Cement is one of the chief materials used for making concrete. It is mixed with sand, gravel and crushed stone to make concrete. The variety of cement used today is hydraulic cement, which is better known as portland cement because it is of the same color as the stone quarried on the Isle of Portland.  Portland hardens under water. It is basically a fine grey powder, which is sometimes mixed with fibers to make shingles for roofing.

The history of cement
Cement was first used by ancient Romans in building activities. They produced cement by mixing slaked lime with pozzuolana, a kind of volcanic ash. The ash produced a type of hydraulic cement that hardened under water. To the credit of the ancient Romans, it must be mentioned here that the cement structures raised by them such as roads, buildings and even bridges are in existence. The cement was that strong and durable. Unfortunately, the art of making cement was lost when the Roman Empire fell. It was revived by a British engineer, John Smeaton in the year 1756.

 

Portland cement was first made by a British bricklayer, Joseph Aspdin in 1824. The cement that he made using the processes of mixing, grinding, burning and regrinding limestone and clay produced a superior quality of cement. The first portland cement plant was set up in 1871, by David Saylor. 

When the manufacturing of portland cement first began on a commercial scale, there were ninety-one different formulas that the manufacturers used. However, the National Bureau of Standards set up in 1917 and the American Society for Testing Materials established a standard formula for the manufacture of cement. (The National Bureau of Standards is now known as the National Bureau of Standards and Technology.)

What does portland cement contain?
Portland cement contains about sixty per cent of lime, twenty five per cent silica and five per cent alumina. The other ten per cent consists of iron oxide and gypsum.  It is the gypsum that regulates the hardening time or setting of the cement. Lime for making the cement is obtained from materials such as limestone, oyster shells, chalk and marl, which is a type of clay. The silica and alumina are obtained from shale, clay, silica sand, slate and blast furnace slag, while iron oxide comes from iron ore, pyrite and other such materials.

How is cement produced?  
Portland cement is produced using a chemical procedure that involves three stages.  

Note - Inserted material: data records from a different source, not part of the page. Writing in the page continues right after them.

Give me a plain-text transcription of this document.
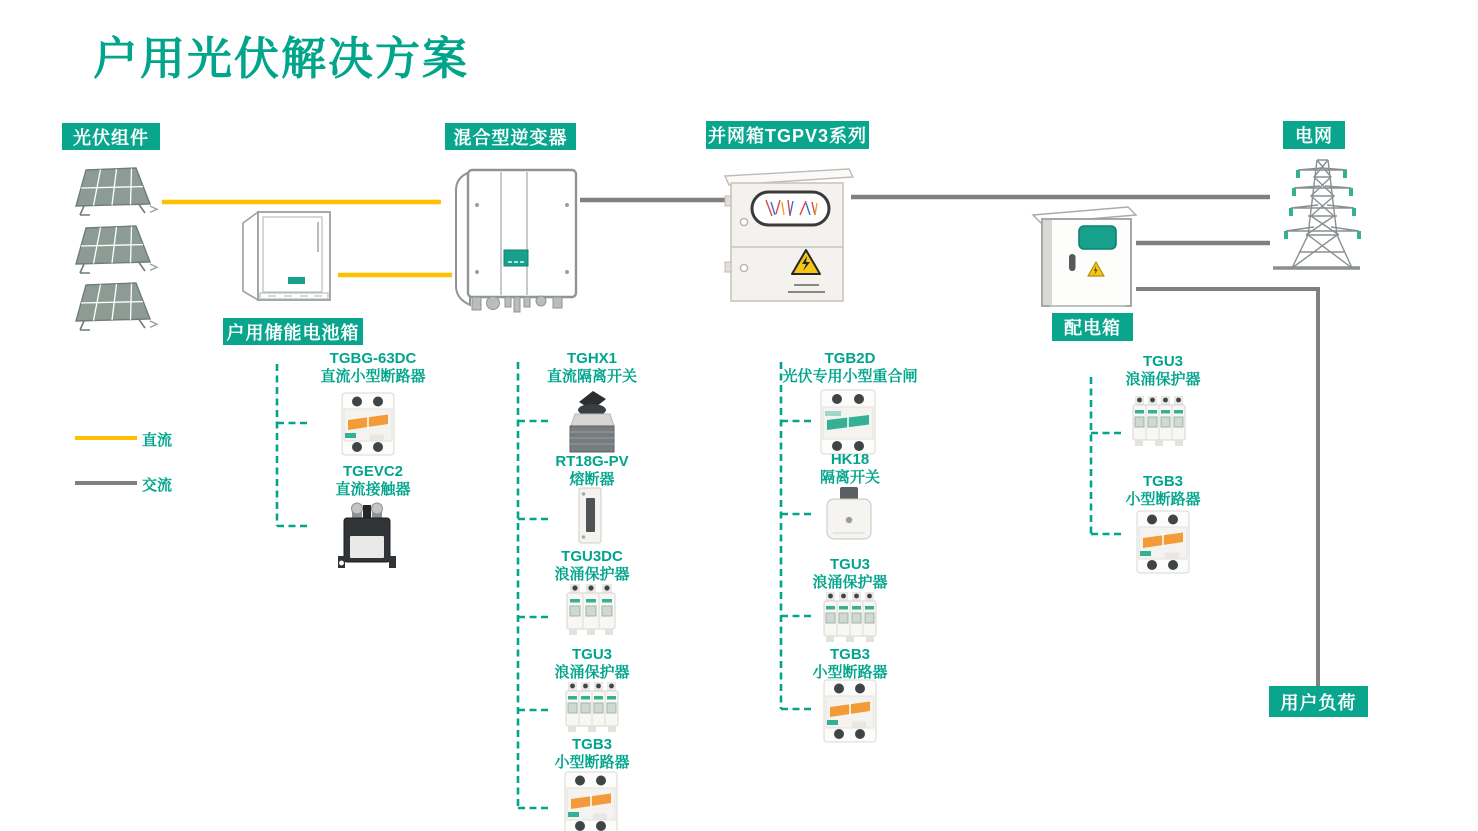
户用光伏解决方案
光伏组件	混合型逆变器	并网箱TGPV3系列	电网
户用储能电池箱	配电箱
用户负荷
直流
交流
TGBG-63DC
直流小型断路器
TGEVC2
直流接触器
TGHX1
直流隔离开关
RT18G-PV
熔断器
TGU3DC
浪涌保护器
TGU3
浪涌保护器
TGB3
小型断路器
TGB2D
光伏专用小型重合闸
HK18
隔离开关
TGU3
浪涌保护器
TGB3
小型断路器
TGU3
浪涌保护器
TGB3
小型断路器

In the first stage, quarried limestone is pushed into primary crushers, which crush the huge rocks into smaller and softer rocks. Hammer mills or secondary crushers then break the smaller pieces that are about nineteen millimeters wide. Then the crushed rock and the other ingredients are mixed in the right proportions and ground in rotating ball mills and tube mills, wherein the mixture is ground into fine particles. The mixture is ground wet or dry. This stage is known as the crushing and grinding stage. 

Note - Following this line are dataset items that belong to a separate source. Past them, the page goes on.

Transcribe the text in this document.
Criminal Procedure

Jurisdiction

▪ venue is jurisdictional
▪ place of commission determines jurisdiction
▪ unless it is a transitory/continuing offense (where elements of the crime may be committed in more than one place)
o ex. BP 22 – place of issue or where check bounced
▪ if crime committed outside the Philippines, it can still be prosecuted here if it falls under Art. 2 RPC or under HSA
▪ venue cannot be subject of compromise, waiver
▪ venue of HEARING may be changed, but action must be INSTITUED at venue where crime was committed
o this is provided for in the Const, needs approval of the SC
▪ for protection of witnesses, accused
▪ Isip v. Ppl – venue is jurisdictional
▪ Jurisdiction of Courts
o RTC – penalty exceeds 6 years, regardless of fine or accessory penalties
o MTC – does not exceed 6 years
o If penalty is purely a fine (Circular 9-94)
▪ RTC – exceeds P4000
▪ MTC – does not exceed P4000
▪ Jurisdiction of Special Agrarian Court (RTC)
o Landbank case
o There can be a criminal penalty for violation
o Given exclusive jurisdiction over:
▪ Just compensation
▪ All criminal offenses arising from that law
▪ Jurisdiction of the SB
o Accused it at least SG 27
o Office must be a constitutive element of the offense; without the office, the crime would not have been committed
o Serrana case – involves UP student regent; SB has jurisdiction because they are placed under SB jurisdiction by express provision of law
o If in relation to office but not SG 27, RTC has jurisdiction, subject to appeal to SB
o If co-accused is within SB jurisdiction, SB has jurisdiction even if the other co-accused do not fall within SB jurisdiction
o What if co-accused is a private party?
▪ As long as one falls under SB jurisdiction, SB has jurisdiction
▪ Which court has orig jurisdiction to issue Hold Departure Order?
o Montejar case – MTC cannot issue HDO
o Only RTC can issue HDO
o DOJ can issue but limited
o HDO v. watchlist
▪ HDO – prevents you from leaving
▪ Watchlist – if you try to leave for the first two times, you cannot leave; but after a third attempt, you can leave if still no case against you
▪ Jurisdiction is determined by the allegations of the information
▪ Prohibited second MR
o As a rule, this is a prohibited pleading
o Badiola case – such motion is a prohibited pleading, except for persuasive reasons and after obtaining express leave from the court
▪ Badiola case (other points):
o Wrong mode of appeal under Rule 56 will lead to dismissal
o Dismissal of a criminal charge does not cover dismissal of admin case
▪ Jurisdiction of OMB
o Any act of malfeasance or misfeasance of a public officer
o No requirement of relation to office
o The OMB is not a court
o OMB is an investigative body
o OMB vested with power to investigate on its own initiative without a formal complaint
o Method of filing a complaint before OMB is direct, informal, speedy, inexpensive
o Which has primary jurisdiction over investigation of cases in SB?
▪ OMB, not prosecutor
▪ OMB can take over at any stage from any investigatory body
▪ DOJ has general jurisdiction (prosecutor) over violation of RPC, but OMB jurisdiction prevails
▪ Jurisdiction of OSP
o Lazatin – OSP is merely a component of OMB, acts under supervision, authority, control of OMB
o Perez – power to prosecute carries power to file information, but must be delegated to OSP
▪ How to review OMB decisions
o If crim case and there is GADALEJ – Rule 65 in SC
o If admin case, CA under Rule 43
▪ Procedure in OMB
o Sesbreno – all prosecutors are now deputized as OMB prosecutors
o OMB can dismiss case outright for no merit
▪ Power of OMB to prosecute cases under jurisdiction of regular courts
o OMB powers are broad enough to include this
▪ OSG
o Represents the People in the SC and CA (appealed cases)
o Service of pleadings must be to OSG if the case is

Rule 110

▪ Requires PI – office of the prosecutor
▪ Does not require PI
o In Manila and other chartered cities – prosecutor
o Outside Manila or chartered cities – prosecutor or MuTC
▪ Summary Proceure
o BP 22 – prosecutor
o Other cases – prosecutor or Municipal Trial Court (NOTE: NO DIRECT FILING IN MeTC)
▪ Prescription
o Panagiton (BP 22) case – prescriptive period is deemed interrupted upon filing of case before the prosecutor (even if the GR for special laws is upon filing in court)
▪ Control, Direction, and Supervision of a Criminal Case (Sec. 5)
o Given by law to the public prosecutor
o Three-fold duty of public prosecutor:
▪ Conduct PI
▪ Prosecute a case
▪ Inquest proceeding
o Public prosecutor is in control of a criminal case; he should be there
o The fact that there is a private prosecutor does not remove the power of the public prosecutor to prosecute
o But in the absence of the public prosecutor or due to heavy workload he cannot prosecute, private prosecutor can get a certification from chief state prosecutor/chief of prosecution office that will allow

In the second stage, the ground mixture is fed into cement kilns. Cement kilns are huge cylindrical furnaces made of steel and lined with firebricks. A cement kiln is the biggest piece of moving machinery (measuring twenty-five feet in diameter and seven hundred and fifty feet in length) and it rotates at a speed of one turn every minute. The fine mixture that is fed at the top takes about four hours to travel through the kiln. The source of heat for the kiln is usually oil, gas or powdered coal and the mixture is burnt at a temperature of more than 1500 degrees centigrade. The heat changes the mixture to a substance called clinker. It comes out in marble sized pieces.  

The third stage is known as the finishing grinding stage. Here the marbles that are taken out of the kiln are cooled by large fans. The clinker is either stored as it is or it is mixed with gypsum and reground in tube mills or ball mills. The end product is the fine grey powder that we call portland cement. 

America produces seven per cent of the world’s cement. Other countries that produce cement are China, France, Italy, Japan, Russia and Germany.